Nesta semana, Lula defendeu que toda mulher deveria ter direito ao aborto no país e que a questão fosse tratada como saúde pública. O tema, considerado espinhoso e que costuma ser evitado por candidatos, preocupou aliados de Lula em um momento em que o PT tenta conquistar um eleitorado de centro.
— A única coisa que eu deixei de falar na fala que eu disse é que eu sou contra o aborto. Tenho cinco filhos, oito netos e uma bisneta. Eu sou contra o aborto. O que eu disse é que é preciso transformar essa questão do aborto em saúde pública. Que as pessoas pobres que forem vítimas de um aborto têm que ter condições de se tratar na rede pública de saúde — afirmou ontem Lula à rádio “Jangadeiro BandNews”.
Já o eleitorado de classe média, alvo de críticas de Lula, é dividido pelo Datafolha em dois recortes de renda. Em ambos, o petista perdeu terreno para Bolsonaro nos últimos meses. Na faixa de renda familiar de dois a cinco salários mínimos, que compreende cerca de 60 milhões de brasileiros, com base na última Pnad, Lula aparece tecnicamente empatado com Bolsonaro no Datafolha de março, com 36%, contra 33% do presidente. Na pesquisa anterior, Lula tinha 14 pontos de vantagem.
Em outro recorte de renda, de cinco a dez salários mínimos, Bolsonaro hoje aparece à frente de Lula, com 38%, contra 27% do petista. Em dezembro, ambos estavam tecnicamente empatados, com ligeira vantagem para Bolsonaro. Este estrato corresponde a cerca de 15% da população.

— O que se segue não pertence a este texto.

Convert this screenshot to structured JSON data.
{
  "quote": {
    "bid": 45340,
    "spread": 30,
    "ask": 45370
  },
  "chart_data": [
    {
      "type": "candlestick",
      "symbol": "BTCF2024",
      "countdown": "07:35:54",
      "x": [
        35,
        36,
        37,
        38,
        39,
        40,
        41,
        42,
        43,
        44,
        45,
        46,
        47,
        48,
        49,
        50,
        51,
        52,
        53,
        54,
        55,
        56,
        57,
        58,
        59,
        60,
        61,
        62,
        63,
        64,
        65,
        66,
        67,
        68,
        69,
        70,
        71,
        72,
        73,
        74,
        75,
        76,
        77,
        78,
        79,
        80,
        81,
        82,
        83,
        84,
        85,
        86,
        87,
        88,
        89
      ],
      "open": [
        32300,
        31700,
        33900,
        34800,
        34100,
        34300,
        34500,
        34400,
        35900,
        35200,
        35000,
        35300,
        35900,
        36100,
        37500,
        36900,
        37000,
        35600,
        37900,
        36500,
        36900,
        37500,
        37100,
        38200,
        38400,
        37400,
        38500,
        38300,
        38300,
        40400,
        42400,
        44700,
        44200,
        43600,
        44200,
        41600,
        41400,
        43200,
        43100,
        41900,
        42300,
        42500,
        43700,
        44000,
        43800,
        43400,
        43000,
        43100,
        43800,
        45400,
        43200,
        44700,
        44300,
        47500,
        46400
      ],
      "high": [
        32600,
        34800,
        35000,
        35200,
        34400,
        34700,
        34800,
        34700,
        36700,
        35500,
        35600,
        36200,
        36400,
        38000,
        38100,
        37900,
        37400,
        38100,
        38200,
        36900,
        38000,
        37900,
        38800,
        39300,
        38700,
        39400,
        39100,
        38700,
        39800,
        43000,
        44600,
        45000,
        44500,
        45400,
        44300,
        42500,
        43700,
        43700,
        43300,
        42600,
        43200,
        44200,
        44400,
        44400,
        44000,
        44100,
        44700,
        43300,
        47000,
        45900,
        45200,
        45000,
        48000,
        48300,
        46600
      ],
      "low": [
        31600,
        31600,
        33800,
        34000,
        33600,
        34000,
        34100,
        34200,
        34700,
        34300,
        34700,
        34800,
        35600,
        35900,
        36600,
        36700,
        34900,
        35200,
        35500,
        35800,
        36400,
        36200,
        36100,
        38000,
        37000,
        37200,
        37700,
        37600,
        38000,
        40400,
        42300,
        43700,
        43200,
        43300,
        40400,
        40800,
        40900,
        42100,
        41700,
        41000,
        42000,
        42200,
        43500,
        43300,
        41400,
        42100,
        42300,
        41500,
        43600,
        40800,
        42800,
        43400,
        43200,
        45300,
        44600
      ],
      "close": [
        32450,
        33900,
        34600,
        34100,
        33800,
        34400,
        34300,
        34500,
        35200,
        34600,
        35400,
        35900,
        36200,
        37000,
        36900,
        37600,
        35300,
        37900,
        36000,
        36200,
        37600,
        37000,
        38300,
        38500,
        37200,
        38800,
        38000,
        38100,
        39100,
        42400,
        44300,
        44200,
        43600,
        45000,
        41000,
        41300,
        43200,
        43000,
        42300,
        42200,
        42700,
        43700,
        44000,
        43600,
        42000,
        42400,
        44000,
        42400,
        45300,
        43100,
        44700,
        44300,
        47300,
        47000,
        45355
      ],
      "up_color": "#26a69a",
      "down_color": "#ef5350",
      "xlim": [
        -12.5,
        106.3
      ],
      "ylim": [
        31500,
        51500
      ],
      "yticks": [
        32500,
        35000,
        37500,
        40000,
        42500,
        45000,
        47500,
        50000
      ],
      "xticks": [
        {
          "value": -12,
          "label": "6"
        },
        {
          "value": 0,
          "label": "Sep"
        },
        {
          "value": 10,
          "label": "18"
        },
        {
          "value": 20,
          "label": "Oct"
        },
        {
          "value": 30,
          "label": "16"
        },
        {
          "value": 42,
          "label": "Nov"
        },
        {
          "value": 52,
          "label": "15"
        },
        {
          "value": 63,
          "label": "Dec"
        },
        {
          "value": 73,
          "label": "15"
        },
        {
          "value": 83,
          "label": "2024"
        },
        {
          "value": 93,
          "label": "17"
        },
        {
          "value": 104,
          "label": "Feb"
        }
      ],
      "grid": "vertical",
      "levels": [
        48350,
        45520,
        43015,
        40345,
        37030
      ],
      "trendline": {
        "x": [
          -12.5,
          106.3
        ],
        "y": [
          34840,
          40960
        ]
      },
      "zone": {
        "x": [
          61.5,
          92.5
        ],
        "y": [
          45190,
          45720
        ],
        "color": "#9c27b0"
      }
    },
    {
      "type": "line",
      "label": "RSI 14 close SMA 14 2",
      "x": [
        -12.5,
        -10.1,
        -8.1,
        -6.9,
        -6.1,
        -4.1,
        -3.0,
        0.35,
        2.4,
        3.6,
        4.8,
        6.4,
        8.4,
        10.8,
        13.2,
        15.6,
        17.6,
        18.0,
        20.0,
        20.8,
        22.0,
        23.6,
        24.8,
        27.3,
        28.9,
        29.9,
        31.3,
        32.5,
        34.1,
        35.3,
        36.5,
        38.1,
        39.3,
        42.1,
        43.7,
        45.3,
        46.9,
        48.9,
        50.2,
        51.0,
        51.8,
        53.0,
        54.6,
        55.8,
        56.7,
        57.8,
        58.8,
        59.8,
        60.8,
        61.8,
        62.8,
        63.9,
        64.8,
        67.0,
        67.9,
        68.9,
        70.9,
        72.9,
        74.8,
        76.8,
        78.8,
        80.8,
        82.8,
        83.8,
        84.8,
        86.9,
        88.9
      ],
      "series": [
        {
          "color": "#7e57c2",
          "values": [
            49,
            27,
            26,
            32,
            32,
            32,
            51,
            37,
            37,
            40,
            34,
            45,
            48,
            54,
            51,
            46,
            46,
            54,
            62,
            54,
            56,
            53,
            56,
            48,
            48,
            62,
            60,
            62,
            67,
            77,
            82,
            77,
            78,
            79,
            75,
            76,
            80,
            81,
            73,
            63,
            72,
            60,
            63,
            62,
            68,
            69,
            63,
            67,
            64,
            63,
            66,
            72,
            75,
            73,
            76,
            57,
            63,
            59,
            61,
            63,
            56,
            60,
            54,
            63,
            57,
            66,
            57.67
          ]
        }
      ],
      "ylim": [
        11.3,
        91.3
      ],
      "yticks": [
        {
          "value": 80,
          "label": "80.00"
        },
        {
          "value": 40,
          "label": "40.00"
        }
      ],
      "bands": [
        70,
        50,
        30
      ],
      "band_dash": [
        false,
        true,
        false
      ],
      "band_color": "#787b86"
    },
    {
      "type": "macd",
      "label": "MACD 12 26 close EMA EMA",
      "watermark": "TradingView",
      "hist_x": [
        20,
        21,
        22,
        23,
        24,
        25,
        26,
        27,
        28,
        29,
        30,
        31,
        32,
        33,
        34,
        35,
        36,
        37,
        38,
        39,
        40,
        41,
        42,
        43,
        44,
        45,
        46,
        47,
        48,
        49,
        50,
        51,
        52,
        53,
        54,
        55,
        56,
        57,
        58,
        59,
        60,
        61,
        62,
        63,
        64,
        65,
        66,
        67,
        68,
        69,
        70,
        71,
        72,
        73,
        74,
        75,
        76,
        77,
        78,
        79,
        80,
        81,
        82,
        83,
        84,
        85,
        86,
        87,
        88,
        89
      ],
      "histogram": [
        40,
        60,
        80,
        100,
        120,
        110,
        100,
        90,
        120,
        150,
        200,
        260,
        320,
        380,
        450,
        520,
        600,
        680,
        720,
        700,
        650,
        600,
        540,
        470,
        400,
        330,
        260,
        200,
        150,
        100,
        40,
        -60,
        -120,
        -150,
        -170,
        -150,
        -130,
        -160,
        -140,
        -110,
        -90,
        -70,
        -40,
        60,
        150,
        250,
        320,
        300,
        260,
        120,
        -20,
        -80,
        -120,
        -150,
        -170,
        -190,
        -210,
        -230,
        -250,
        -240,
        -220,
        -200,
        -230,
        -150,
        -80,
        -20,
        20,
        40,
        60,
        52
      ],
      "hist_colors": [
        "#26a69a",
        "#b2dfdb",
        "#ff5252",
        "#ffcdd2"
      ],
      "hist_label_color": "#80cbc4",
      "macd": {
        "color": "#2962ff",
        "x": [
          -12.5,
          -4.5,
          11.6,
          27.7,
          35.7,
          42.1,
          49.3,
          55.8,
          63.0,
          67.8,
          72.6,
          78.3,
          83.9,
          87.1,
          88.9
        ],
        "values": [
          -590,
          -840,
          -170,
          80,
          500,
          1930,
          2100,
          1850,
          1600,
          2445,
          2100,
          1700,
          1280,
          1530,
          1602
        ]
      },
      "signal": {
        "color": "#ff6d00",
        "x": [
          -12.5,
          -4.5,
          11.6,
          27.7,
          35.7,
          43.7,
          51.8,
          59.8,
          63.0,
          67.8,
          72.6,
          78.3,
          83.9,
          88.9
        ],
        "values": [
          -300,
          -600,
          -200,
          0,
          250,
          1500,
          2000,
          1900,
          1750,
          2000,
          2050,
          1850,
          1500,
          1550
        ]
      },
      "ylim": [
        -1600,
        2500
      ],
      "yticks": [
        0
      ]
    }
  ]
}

Na terça-feira, Lula disse que a classe média “ostenta muito um padrão de vida acima do necessário”, referindo-se à América Latina. Nesse segmento, segundo o Datafolha, o aumento do preço dos combustíveis e a educação são alguns dos temas mais citados como principal problema do país. Entre os mais pobre, por sua vez, o desemprego aparece à frente desses assuntos.